Maarten Steinbuch on the future of robotics
‘A robot to re-attach your finger to your hand’.
This month, Deloitte calculated that in the Netherlands alone 2 to 3 million jobs could be lost to robots, and even Dutch Vice Prime Minister Asscher warned about job losses due to robots. Maarten Steinbuch (54) is professor of Control Systems Technology at the Technical University in Eindhoven (TU/e). His incredible track record puts him at the top of his field. He and his group at the TU/e are famous for, amongst other things, their work on robotics for healthcare. Not only that, they are currently World Champions in robotic soccer. Steinbuch isn’t that worried about robots taking our jobs.
‘I think that the introduction of the computer and the Internet have had a greater impact than robots will have. Take the Internet for example. What you see is that some jobs are disappearing. Bookstores are closing, and people buy at Amazon. On the other hand a lot of other jobs are being created; for example websites and apps need to be developed. Every transition in society causes a shift. This causes pain in some sectors of the economy, but we as a society are always able to see new opportunities. We are always able to change the threat into opportunities.’
In the future our society will be inseparable from robots, because, according to Steinbuch, it already is. ‘These days we cannot buy a car that wasn’t made by a robot.
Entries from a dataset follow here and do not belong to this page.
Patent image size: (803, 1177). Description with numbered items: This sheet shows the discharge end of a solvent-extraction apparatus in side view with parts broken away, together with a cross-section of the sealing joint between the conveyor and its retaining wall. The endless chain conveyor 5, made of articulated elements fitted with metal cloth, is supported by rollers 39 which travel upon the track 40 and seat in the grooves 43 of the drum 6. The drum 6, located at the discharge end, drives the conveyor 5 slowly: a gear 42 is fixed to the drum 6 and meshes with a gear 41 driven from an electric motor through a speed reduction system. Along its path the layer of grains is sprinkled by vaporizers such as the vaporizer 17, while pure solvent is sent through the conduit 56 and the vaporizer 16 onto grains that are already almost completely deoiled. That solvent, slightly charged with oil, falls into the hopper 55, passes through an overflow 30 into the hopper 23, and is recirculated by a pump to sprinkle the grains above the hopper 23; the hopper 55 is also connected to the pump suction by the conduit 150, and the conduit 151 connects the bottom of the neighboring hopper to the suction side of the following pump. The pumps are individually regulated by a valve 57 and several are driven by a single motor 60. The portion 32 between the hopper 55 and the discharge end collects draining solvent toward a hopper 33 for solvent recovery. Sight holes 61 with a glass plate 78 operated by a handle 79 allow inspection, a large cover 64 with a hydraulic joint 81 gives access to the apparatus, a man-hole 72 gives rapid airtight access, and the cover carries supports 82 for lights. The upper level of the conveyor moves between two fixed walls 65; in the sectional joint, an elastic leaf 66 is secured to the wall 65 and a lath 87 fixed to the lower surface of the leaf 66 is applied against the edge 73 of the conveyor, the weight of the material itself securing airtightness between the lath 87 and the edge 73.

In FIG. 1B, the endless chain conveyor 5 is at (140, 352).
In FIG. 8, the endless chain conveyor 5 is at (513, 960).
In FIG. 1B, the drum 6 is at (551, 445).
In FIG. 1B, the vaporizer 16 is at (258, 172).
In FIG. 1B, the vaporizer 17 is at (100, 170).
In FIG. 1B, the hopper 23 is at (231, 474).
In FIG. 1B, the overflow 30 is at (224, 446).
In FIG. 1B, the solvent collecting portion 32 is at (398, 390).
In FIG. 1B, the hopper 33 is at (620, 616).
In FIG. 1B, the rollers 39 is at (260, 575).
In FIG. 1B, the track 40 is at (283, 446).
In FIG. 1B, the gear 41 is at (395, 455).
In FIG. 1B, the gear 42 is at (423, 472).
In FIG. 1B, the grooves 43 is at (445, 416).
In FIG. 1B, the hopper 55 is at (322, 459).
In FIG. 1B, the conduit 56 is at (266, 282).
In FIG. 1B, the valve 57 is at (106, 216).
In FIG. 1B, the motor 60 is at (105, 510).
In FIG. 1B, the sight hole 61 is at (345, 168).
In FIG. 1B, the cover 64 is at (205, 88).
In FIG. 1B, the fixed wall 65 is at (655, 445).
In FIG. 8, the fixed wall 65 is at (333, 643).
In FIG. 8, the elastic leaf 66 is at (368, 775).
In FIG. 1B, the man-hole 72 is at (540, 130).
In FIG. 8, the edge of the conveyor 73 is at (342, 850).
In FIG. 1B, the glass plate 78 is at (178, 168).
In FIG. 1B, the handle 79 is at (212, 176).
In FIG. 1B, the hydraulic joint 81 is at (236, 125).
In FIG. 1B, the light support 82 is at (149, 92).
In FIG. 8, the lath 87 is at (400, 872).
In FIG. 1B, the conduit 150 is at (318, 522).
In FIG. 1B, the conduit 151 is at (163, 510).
If robots didn’t make cars, nobody could afford them. That goes for a lot of things we buy, such as food. Robots are already an essential part of the economy. When people think about robots they are often thinking about robots with human characteristics, but there already are a lot of industrial robots. In the near future they will slowly find their way into our homes. Your car will become a robot. Your vacuum cleaner will become a robot. In the next ten years we will see a mobile version of a robot in our homes. At first it will just give information. After that, it will be able to pick up and bring us stuff. Robots are already smarter than us at simple tasks. Take processing and searching through data. Google is a great enrichment to our lives. The latest chess robot is smarter than the best human chess player. Cars already have a lot of supporting systems that make driving safer. Systems that will correct human failure.’
The robotics projects of Steinbuch’s group show us a glimpse of what may be possible in the future. ‘We are now working on robotics for different kinds of purposes. Surgical robotics for example. We are working on a robot for eye surgery and a robot for reconstructive surgery that can re-attach a finger to a hand. We are also working on a robot for deep brain stimulation. A robot that can very accurately place electrodes in somebody’s head for the treatment of Parkinson’s or Epilepsy. Further, we are also working on a tomato picking robot and a robot that can cut meat.’
For Maarten Steinbuch, the Holy Grail in robotics is in another field. ‘I think robotics will play a big part in taking care of the elderly. What would be groundbreaking is an affordable community care robot that is robust and that can do a lot of tasks. Tasks we can now only dream of. For example, washing a human being is extremely complex. To realize something like that we need to develop robots that can truly handle multiple sensors and can handle the touch between humans and robots. To make the robots affordable and robust we need a lot of development in the fields of mechatronics and artificial intelligence. We will continue to develop the strengths we used to design our soccer robots and use them for the development of a community care robot. Of course people will object and say the elderly need human contact, but in the future we simply won’t have enough people to take care of our elderly. Besides, I think for somebody sitting alone in a room, a television that talks back is better than one that doesn’t. I think it will be enriching for these people. I think it is weird to say that a robot can’t be your friend when a recent study showed that 25% of all grown ups still sleep with a stuffed animal.’